Story 2: Quality of Care and Financial Integrity
Mary and John have been married 60 years. John is 83 years-old. Mary is 78 years-old. John is severely demented (Alzheimer’s Disease). Mary has been taking care of him at home but can’t do it anymore. Mary is physically healthy and cognitively in good shape, other than the exhaustion she suffers from as a result of caring for John.
Mary is struggling with the guilt of placing her husband in institutional care. She feels like she is giving up on him and defaulting on her marriage vows. In addition, she is afraid of how to pay for John’s care without impoverishing herself. This is what brings her to see me.
John and Mary have a house that is paid off and about $200,000 in the bank and investments. John has income of about $2,300 per month from Social Security and a pension. Mary has income of about $1,200 per month all from Social Security. They both have Medicare coverage and Medicare supplemental insurance, but not long term care insurance.
Mary has located an assisted living facility near their home, which facility has agreed to take John as a resident and provide him with his own private living area for $4,800 per month. Mary wants to know what options there are for helping with the costs of John’s care. We discuss Medicare, Medicaid and benefits that might be available through the Veterans Administration.
I explain to Mary that the facility she would like to place John in is not a Medicaid facility. I explain that while some veterans benefits could be available to pay for care in this facility, qualifying for such benefits would mean she would have to give up control of most of their investments and savings and the benefit would still be insufficient to cover the costs of his care. In the end, I explain to Mary that if she wants to protect her own financial integrity, she will need to place her husband in a facility that accepts Medicaid, which may not be her first choice, may not be as close to her as she would prefer, and which may not give her husband the same level of individualized attention that she would like.
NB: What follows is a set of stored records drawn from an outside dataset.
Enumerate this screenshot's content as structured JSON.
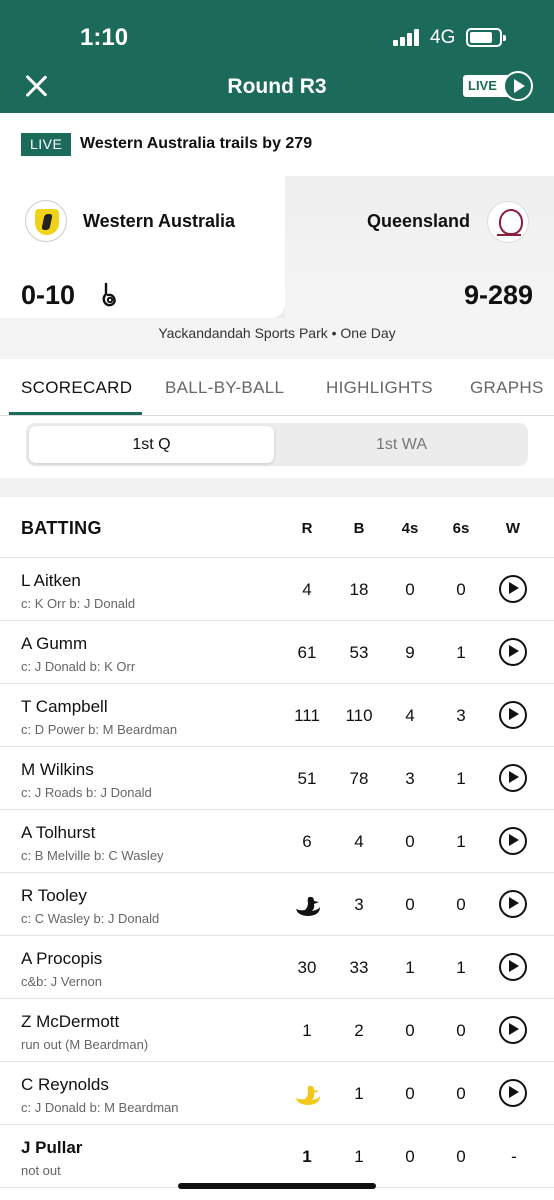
{
  "status_bar": {
    "time": "1:10",
    "network": "4G"
  },
  "header": {
    "title": "Round R3",
    "live_label": "LIVE"
  },
  "banner": {
    "badge": "LIVE",
    "text": "Western Australia trails by 279"
  },
  "match": {
    "home": {
      "name": "Western Australia",
      "score": "0-10"
    },
    "away": {
      "name": "Queensland",
      "score": "9-289"
    },
    "venue": "Yackandandah Sports Park • One Day"
  },
  "tabs": [
    {
      "label": "SCORECARD"
    },
    {
      "label": "BALL-BY-BALL"
    },
    {
      "label": "HIGHLIGHTS"
    },
    {
      "label": "GRAPHS"
    }
  ],
  "innings_toggle": {
    "options": [
      "1st Q",
      "1st WA"
    ],
    "selected": "1st Q"
  },
  "batting": {
    "heading": "BATTING",
    "columns": [
      "R",
      "B",
      "4s",
      "6s",
      "W"
    ],
    "rows": [
      {
        "name": "L Aitken",
        "dismissal": "c: K Orr b: J Donald",
        "r": "4",
        "b": "18",
        "fours": "0",
        "sixes": "0"
      },
      {
        "name": "A Gumm",
        "dismissal": "c: J Donald b: K Orr",
        "r": "61",
        "b": "53",
        "fours": "9",
        "sixes": "1"
      },
      {
        "name": "T Campbell",
        "dismissal": "c: D Power b: M Beardman",
        "r": "111",
        "b": "110",
        "fours": "4",
        "sixes": "3"
      },
      {
        "name": "M Wilkins",
        "dismissal": "c: J Roads b: J Donald",
        "r": "51",
        "b": "78",
        "fours": "3",
        "sixes": "1"
      },
      {
        "name": "A Tolhurst",
        "dismissal": "c: B Melville b: C Wasley",
        "r": "6",
        "b": "4",
        "fours": "0",
        "sixes": "1"
      },
      {
        "name": "R Tooley",
        "dismissal": "c: C Wasley b: J Donald",
        "r": "",
        "b": "3",
        "fours": "0",
        "sixes": "0",
        "duck": "black"
      },
      {
        "name": "A Procopis",
        "dismissal": "c&b: J Vernon",
        "r": "30",
        "b": "33",
        "fours": "1",
        "sixes": "1"
      },
      {
        "name": "Z McDermott",
        "dismissal": "run out (M Beardman)",
        "r": "1",
        "b": "2",
        "fours": "0",
        "sixes": "0"
      },
      {
        "name": "C Reynolds",
        "dismissal": "c: J Donald b: M Beardman",
        "r": "",
        "b": "1",
        "fours": "0",
        "sixes": "0",
        "duck": "gold"
      },
      {
        "name": "J Pullar",
        "dismissal": "not out",
        "r": "1",
        "b": "1",
        "fours": "0",
        "sixes": "0",
        "not_out": true,
        "w": "-"
      }
    ]
  },
  "colors": {
    "brand": "#1c6b5a",
    "duck_gold": "#f2c81b",
    "duck_black": "#111111"
  },
  "icons": [
    "close-icon",
    "live-play-icon",
    "bat-icon",
    "play-icon",
    "duck-icon",
    "signal-icon",
    "battery-icon"
  ]
}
But I explain, if John is placed in such a facility, all of their investments and savings can be “protected” for her needs, along with all of her income and a substantial portion of John’s income.
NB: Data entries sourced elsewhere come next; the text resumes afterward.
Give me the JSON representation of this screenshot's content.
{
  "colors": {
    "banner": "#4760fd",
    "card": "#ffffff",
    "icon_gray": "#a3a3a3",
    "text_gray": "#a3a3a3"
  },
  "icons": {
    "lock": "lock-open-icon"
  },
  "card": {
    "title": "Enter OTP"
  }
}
I explain that, as her attorney, the advice is easy: Place your spouse in a Medicaid facility so that his illness does not cause you to become impoverished, and so that when and if you need help later in life, you will have resources to provide for quality of care options for yourself. I tell her that as a healthy 78 year-old it is very possible that she will live another twenty years or more and that she should plan accordingly.
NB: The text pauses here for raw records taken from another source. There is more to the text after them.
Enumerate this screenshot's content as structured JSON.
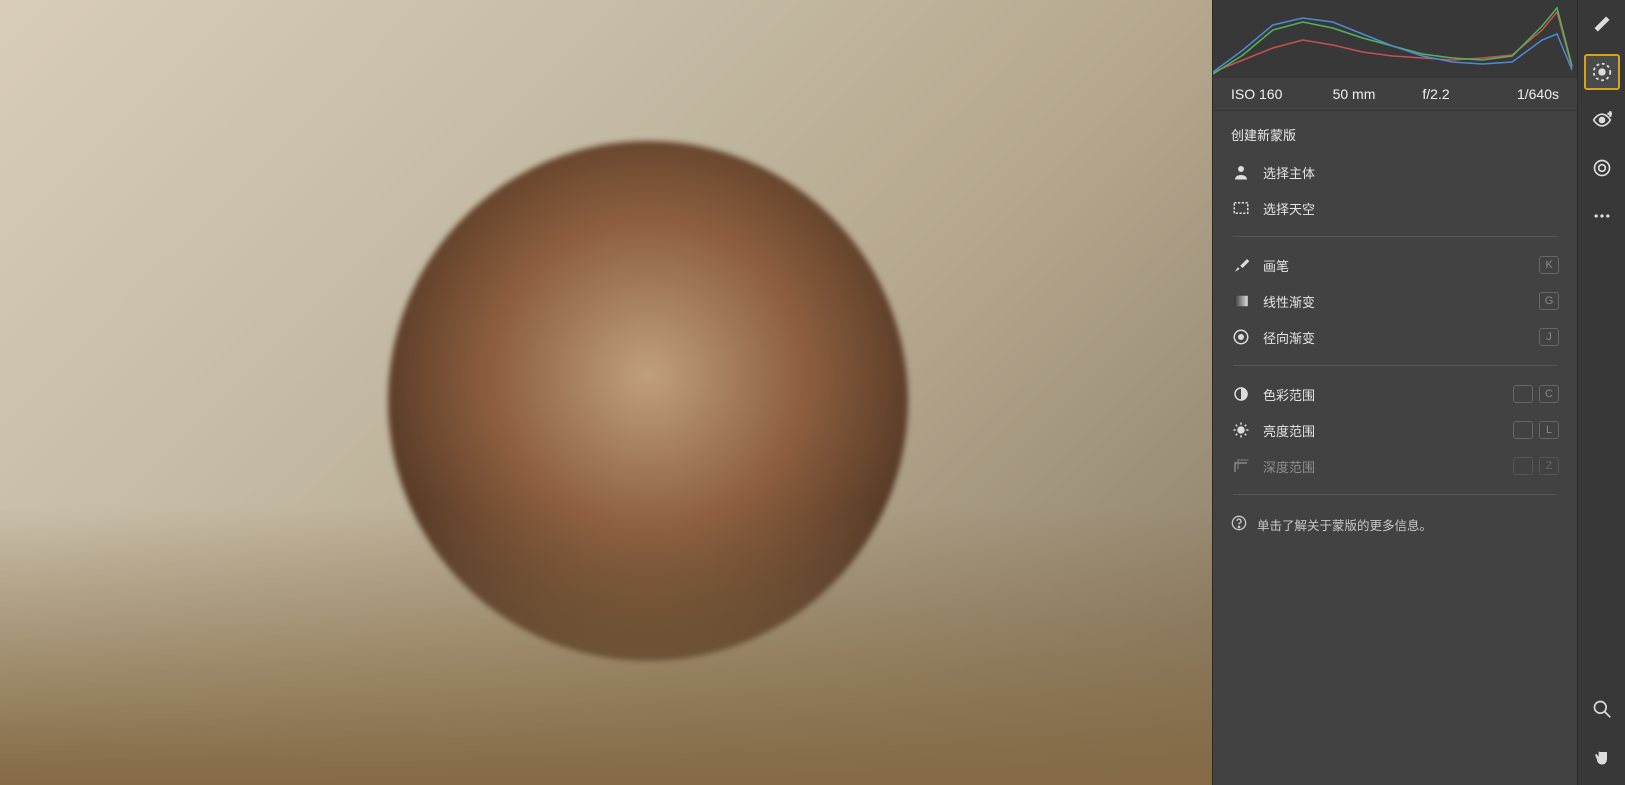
{
  "exif": {
    "iso": "ISO 160",
    "focal": "50 mm",
    "aperture": "f/2.2",
    "shutter": "1/640s"
  },
  "panel": {
    "section_title": "创建新蒙版",
    "select_subject": "选择主体",
    "select_sky": "选择天空",
    "brush": "画笔",
    "linear_gradient": "线性渐变",
    "radial_gradient": "径向渐变",
    "color_range": "色彩范围",
    "luminance_range": "亮度范围",
    "depth_range": "深度范围",
    "help_text": "单击了解关于蒙版的更多信息。",
    "kbd": {
      "brush": "K",
      "linear": "G",
      "radial": "J",
      "color": "C",
      "lum": "L",
      "depth": "Z",
      "alt": " "
    }
  },
  "tools": {
    "edit": "edit-tool",
    "mask": "mask-tool",
    "crop": "crop-tool",
    "redeye": "redeye-tool",
    "more": "more-tool",
    "zoom": "zoom-tool",
    "hand": "hand-tool"
  }
}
I also tell Mary that I realize that while it is easy for me to give this advice, easy for me to tell her that she should compromise the quality of care John will receive in order to protect her own financial integrity, John is not my husband and I have not been married to him for 60 years. I get that. She has to decide and let me know what she wants to do.
Someone once said: Getting old isn’t for sissies. My experience suggests that this is an understatement. As these two fictional stories relating very real and common scenarios hopefully demonstrate, clients face incredibly difficult decisions in the context of caring for loved ones as they age.